One chocolate maker said, "There was a time in chocolate history, when chocolate was revered as a luxury item. I think there was a lot more respect for it at that time."
"The Mayans in Central America and Southern Mexico pioneered cocoa into its earliest edible form, a frothy, drinkable blend of cocoa, spices and water. The laborious process – beans had to be harvested, soaked, dried, hand-ground and mixed into an elixir that was aerated by hand – gave the drink specialty status. Cocoa beans were more valued than gold; humans were sacrificed ahead of annual harvests for good luck. Even then, cocoa was a form of money growing on trees."
With the growing affluence of a rising middle class in China and India the demand for chocolate has grown about 2% a year globally.

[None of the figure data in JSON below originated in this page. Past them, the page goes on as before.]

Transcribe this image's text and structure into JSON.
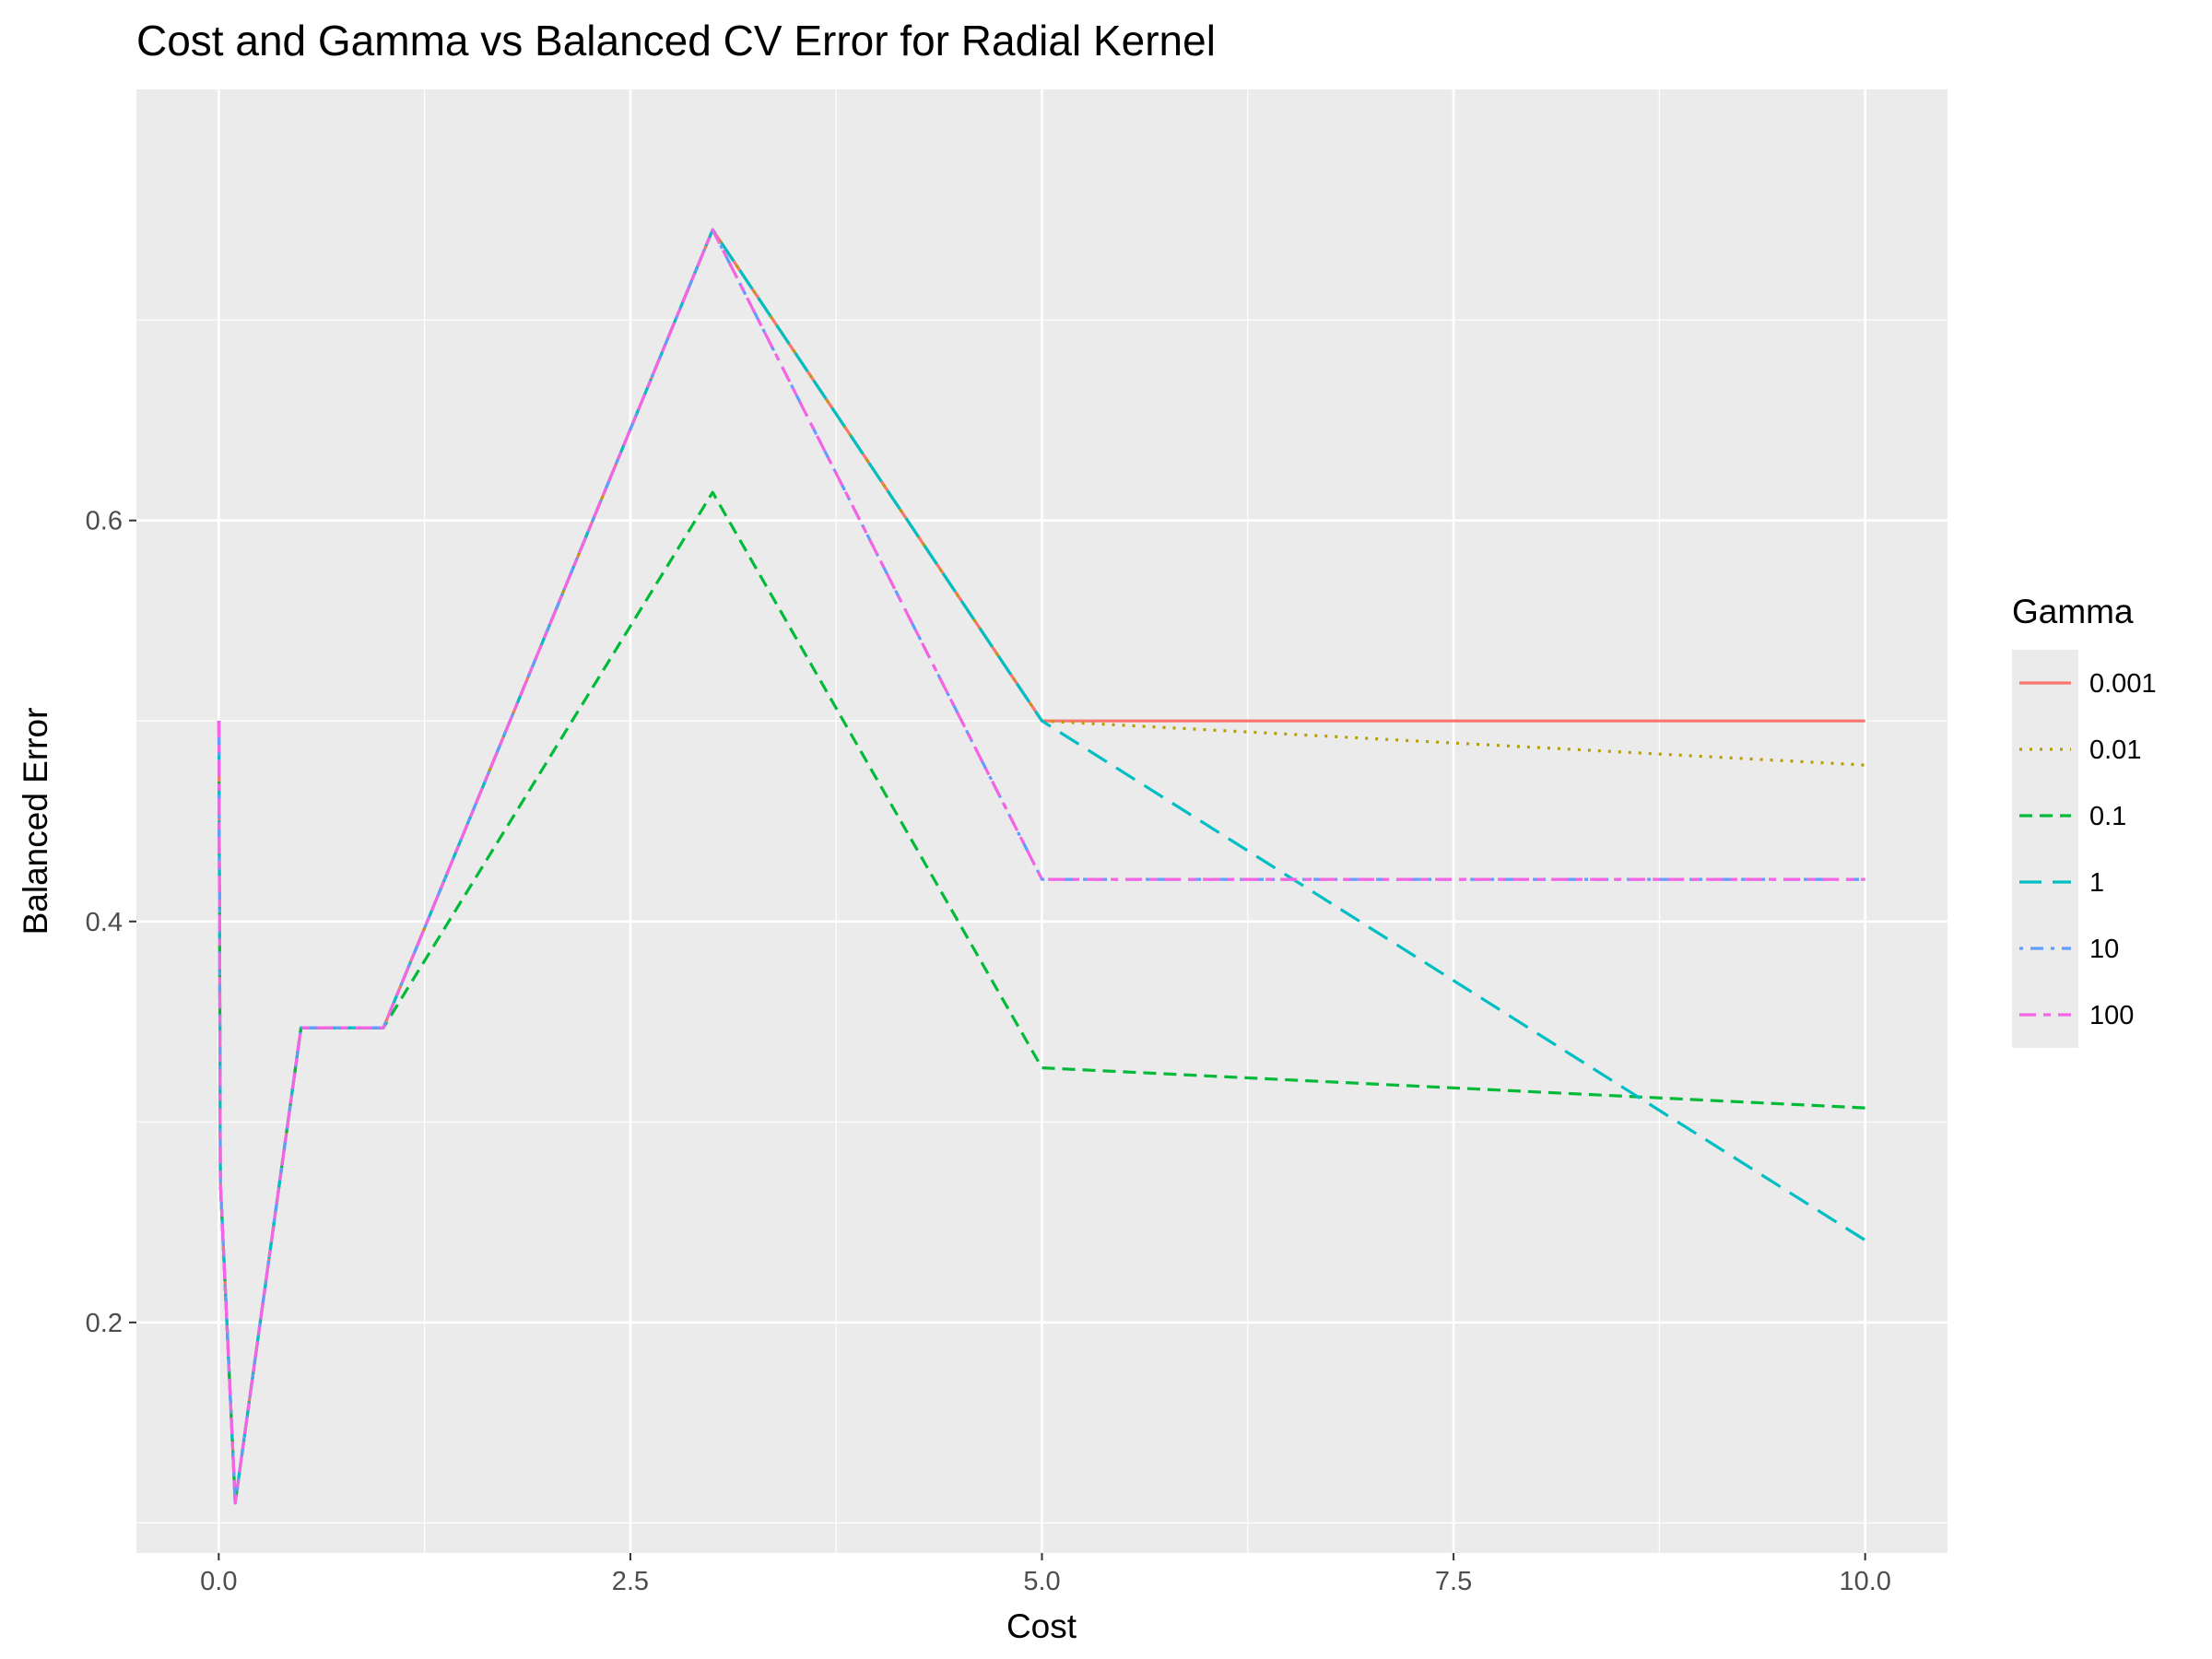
{
  "chart_data": {
    "type": "line",
    "title": "Cost and Gamma vs Balanced CV Error for Radial Kernel",
    "xlabel": "Cost",
    "ylabel": "Balanced Error",
    "xlim": [
      -0.5,
      10.5
    ],
    "ylim": [
      0.085,
      0.815
    ],
    "x_ticks": [
      0,
      2.5,
      5,
      7.5,
      10
    ],
    "x_tick_labels": [
      "0.0",
      "2.5",
      "5.0",
      "7.5",
      "10.0"
    ],
    "y_ticks": [
      0.2,
      0.4,
      0.6
    ],
    "y_tick_labels": [
      "0.2",
      "0.4",
      "0.6"
    ],
    "grid": true,
    "legend": {
      "title": "Gamma",
      "position": "right"
    },
    "x": [
      0.001,
      0.01,
      0.1,
      0.5,
      1,
      3,
      5,
      10
    ],
    "series": [
      {
        "name": "0.001",
        "color": "#F8766D",
        "dash": "solid",
        "values": [
          0.5,
          0.27,
          0.11,
          0.347,
          0.347,
          0.745,
          0.5,
          0.5
        ]
      },
      {
        "name": "0.01",
        "color": "#B79F00",
        "dash": "dotted",
        "values": [
          0.5,
          0.27,
          0.11,
          0.347,
          0.347,
          0.745,
          0.5,
          0.478
        ]
      },
      {
        "name": "0.1",
        "color": "#00BA38",
        "dash": "dashed",
        "values": [
          0.5,
          0.27,
          0.11,
          0.347,
          0.347,
          0.614,
          0.327,
          0.307
        ]
      },
      {
        "name": "1",
        "color": "#00BFC4",
        "dash": "longdash",
        "values": [
          0.5,
          0.27,
          0.11,
          0.347,
          0.347,
          0.745,
          0.5,
          0.241
        ]
      },
      {
        "name": "10",
        "color": "#619CFF",
        "dash": "dotdash",
        "values": [
          0.5,
          0.27,
          0.11,
          0.347,
          0.347,
          0.745,
          0.421,
          0.421
        ]
      },
      {
        "name": "100",
        "color": "#F564E3",
        "dash": "twodash",
        "values": [
          0.5,
          0.27,
          0.11,
          0.347,
          0.347,
          0.745,
          0.421,
          0.421
        ]
      }
    ]
  }
}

Today about one half of cocoa bean production comes from West Africa which is facing growing pressures of depleted soils and challenged social conditions where small farmers are frustrated by the laborious process. "Unlike most global commodities, cocoa is grown entirely by smallholders on plots of three acres or less. Plots are small because producers tend to be subsistence farmers without the discretionary income to expand."
The executive director of the Nature Conservation Research Centre says, a concerted effort must be made to cultivate the right conditions for cocoa production in these west African countries.
"Old trees would be replaced with young hybrids bred to grow in Ghanaian conditions; fertilizers would be used to restore balance and longevity to the soil; crop-extension agents would train farmers to become stewards of their land while coaxing maximum yields from the cocoa. Fallow lands would be restored to forests or other growth that is environmentally and economically beneficial."
It encourages one to think about to what extent one values the cocoa bean elixir, and why it's responsible to support the right physical and social conditions for its production.